Highway Hunter is a DOS-based Vertical Scrolling Shooter created by Russian developer Omega Integral Systems (as Highway Fighter, in that country) and published in 1994 by Safari Software, a division of Epic Games (Then Epic Megagames).

20 Minutes into the Future, a hostile alien race has invaded and occupied Earth, forcing humans to toil away in their workshops and mines. You play the role of an unnamed human mechanic, working in an auto-repair shop on a prototype alien supercar, the MASTER. When the aliens aren't looking, you steal the MASTER and make a desperate bid for freedom. Apparently, La RĂ©sistance is out there somewhere, and your goal is to reach the unoccupied zones where they dwell.

The MASTER is a powerful vehicle indeed, able to take several hits before blowing up, unlike many scrolling shooter vehicles. Dropped powerups you can acquire include health boosts, weapon upgrades (which stack on top of one another- if a weapon runs out of ammo, it reverts to the next level down, rather then bumping you back to your basic laser), shield upgrades that let you ram enemy vehicles and absorb projectiles, and the occasional Smart Bomb. Each level has you progress along a raised highway, fighting off enemy cars and aircraft, eventually reaching a Boss Battle. The game is divided into three episodes: Evil Drivers, The Lost Roads, and Anarchy. Each consists five levels, beginning with Earthlike environments and progressing towards steadily more alien ones, likely the result of Terraforming.

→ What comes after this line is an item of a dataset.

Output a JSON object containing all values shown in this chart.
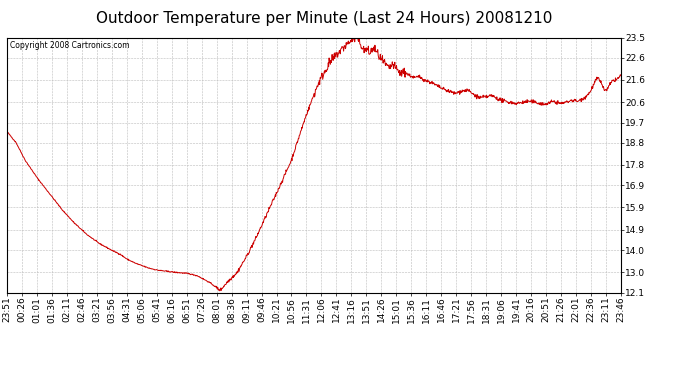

Highway Hunter provides examples of:

  • Elite Mooks: Curiously absent, enemies are either standard-issue Mook Mobiles or bosses. The larger enemies tend to be Fake Ultimate Mooks.
  • "Get Back Here!" Boss: Played With in episode 2, level 3, where the boss ship is flying in front of you, shooting occasional bullets at you. However, it's invulnerable until the end of the level, when it fights properly.
  • Insurmountable Waist-Height Fence: You cannot maneuver your car beyond the boundaries of the highway, somewhat limiting your movement and making it difficult to shoot airborne enemies if they do not fly straight at you.
  • King Mook: The boss of episode two's fourth level is an upscaled version of the already quite large armed F1 racers you fight in that level. Like all the ground bosses, he's big enough that he hogs the entire highway, so it's not like you could just go around him.
  • Macross Missile Massacre: You dish out your fair share of missiles, but enemies in this game love shooting missiles at you, in addition to the obligatory nondescript glowing energy balls. Thankfully, both can be shot down as your car is not Point Defenseless.
  • Medium Blending: In some levels, the background looks painted, and in others, it is like pixel-art.